The man walked away. Lucas heard him singing the same song as he neared the Clifton Street cross.

Lucas ate his sub, a BMT, and washed it down with water. Time passed and he felt the need to pee. He reached into the back of the Jeep and retrieved an empty half-gallon plastic jug he kept there when he was doing surveillance. He urinated into the jug, capped it, and placed it on the floor of the backseat.

Minutes later, an MPD squad car turned onto 12th and cruised slowly by Lucas. Lucas did not stiffen, nor did he eye the officer behind the wheel of the car beyond taking mental note of the driver’s race (black), general age (on the young side), and gender (male). Lucas was not breaking any law, but he was not looking for any unnecessary confrontation. The car, affixed with 4D stickers, kept on going, and at the end of 12th the driver turned right on Euclid. Something flickered faintly in Lucas’s mind as the car disappeared from view.

The street settled back to quiet. The sun moved west.

Teenage kids began to appear later in the afternoon. Those who had been visited by a guest speaker that day wore street clothes, as they were allowed to do, but most wore white or purple polo shirts with khakis, the school’s uniform. Though there were many white residents in this neighborhood now, the kids coming from the schools were African American, African immigrant, and Hispanic, with a few Vietnamese and Chinese in the mix. The air was filled with their conversations: loud, boisterous, and laced with profanity. Even as they moved in groups of two or three, they occasionally stared at the phones in their hands and texted as they walked.

A young man walked alone down 12th. Lucas studied him in the side-view: sixteen, seventeen, on the tall side, very thin, dark skin, and braids that touched his shoulders. He was wearing purple over khaki. His lips were moving. He was talking to himself.
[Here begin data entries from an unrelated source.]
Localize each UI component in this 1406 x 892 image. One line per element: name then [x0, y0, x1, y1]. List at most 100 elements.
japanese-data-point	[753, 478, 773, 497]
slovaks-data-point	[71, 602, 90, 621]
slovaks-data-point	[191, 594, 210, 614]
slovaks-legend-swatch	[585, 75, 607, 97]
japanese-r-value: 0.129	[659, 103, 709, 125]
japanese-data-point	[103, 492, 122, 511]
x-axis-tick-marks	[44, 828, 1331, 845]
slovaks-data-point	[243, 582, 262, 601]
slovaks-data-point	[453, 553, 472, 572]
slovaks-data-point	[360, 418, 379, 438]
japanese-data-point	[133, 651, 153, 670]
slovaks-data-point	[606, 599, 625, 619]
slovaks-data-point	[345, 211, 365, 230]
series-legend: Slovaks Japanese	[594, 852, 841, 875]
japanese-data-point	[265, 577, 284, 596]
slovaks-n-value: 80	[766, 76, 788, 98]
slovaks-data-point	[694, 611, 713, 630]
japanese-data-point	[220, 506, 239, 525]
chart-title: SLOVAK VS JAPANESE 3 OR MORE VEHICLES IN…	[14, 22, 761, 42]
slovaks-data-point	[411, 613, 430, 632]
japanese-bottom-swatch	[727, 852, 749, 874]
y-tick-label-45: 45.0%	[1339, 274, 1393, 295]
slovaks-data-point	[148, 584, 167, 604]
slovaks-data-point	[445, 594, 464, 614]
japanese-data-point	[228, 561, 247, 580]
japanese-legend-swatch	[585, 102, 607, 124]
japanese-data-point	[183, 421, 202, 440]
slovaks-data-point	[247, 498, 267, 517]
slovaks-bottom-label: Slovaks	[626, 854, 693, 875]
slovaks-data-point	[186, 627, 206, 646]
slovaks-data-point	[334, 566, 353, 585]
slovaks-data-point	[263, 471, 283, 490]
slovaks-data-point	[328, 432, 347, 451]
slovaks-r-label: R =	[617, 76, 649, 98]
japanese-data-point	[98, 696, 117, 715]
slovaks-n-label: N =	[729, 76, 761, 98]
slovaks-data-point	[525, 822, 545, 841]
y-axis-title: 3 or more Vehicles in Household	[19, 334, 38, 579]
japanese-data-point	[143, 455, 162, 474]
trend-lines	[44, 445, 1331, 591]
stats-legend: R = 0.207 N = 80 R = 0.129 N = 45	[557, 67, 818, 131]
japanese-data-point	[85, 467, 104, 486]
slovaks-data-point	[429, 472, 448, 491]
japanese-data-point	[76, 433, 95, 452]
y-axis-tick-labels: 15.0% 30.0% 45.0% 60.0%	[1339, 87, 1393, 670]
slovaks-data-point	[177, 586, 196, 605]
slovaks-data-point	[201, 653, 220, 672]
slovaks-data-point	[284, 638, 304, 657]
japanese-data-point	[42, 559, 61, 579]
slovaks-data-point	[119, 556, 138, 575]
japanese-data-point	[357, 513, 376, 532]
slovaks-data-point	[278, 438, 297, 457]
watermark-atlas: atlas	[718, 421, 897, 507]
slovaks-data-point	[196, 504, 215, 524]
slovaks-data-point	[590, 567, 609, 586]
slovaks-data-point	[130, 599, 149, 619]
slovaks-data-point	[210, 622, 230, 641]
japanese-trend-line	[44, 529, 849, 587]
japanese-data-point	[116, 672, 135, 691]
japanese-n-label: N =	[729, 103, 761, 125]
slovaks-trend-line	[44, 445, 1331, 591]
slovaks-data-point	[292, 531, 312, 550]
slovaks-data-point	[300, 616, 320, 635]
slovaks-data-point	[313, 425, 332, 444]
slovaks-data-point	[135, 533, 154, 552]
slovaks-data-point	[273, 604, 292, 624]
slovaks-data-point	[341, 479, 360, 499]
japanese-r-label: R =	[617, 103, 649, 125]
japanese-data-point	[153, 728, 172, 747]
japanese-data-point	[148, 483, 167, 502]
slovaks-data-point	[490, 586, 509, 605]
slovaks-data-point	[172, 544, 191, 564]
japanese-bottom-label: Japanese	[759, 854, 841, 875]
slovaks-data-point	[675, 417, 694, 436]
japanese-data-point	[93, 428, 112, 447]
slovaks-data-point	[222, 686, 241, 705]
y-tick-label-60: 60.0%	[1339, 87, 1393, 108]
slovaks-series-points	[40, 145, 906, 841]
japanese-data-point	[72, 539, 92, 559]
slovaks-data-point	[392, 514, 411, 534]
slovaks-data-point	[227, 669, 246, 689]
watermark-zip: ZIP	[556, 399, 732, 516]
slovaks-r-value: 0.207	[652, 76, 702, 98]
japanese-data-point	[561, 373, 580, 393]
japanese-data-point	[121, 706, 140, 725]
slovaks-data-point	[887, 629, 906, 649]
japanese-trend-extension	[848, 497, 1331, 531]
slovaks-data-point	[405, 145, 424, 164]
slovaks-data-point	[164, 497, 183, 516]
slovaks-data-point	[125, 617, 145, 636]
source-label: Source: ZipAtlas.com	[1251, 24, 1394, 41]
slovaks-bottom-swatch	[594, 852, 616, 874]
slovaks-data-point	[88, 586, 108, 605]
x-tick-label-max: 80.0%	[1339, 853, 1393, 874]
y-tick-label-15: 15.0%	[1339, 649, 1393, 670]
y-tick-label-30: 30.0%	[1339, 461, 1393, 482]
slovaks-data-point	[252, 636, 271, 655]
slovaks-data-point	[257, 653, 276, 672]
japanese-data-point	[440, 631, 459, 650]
Lucas watched him turn up the steps of a house on the odd-numbered, west side of the street, the row house that was left-connected to the house of Lisa Weitzman, where the package had disappeared. Lucas checked his notebook quickly and stepped out of his Jeep. He jogged across the street as the young man neared his porch.

“Hey, Lindsay,” said Lucas, using the last name of the home’s owner, a woman named Karen Lindsay.

The young man stopped and turned. “Yeah?”

“You got a minute?”

The boy studied Lucas-his age, his build, his utilitarian clothing-and then he looked down the block toward his high school. Lucas’s eyes naturally followed. Back on Clifton there remained many students, hanging out in groups, walking slowly; uniformed police officers standing on the sidewalk, verbally moving the students along; an occupied squad car parked nose-east on the street.

“I just have a quick question for you,” said Lucas, turning his attention back to the Lindsay boy.

“No,” said Lindsay, moving quickly again, going up the steps.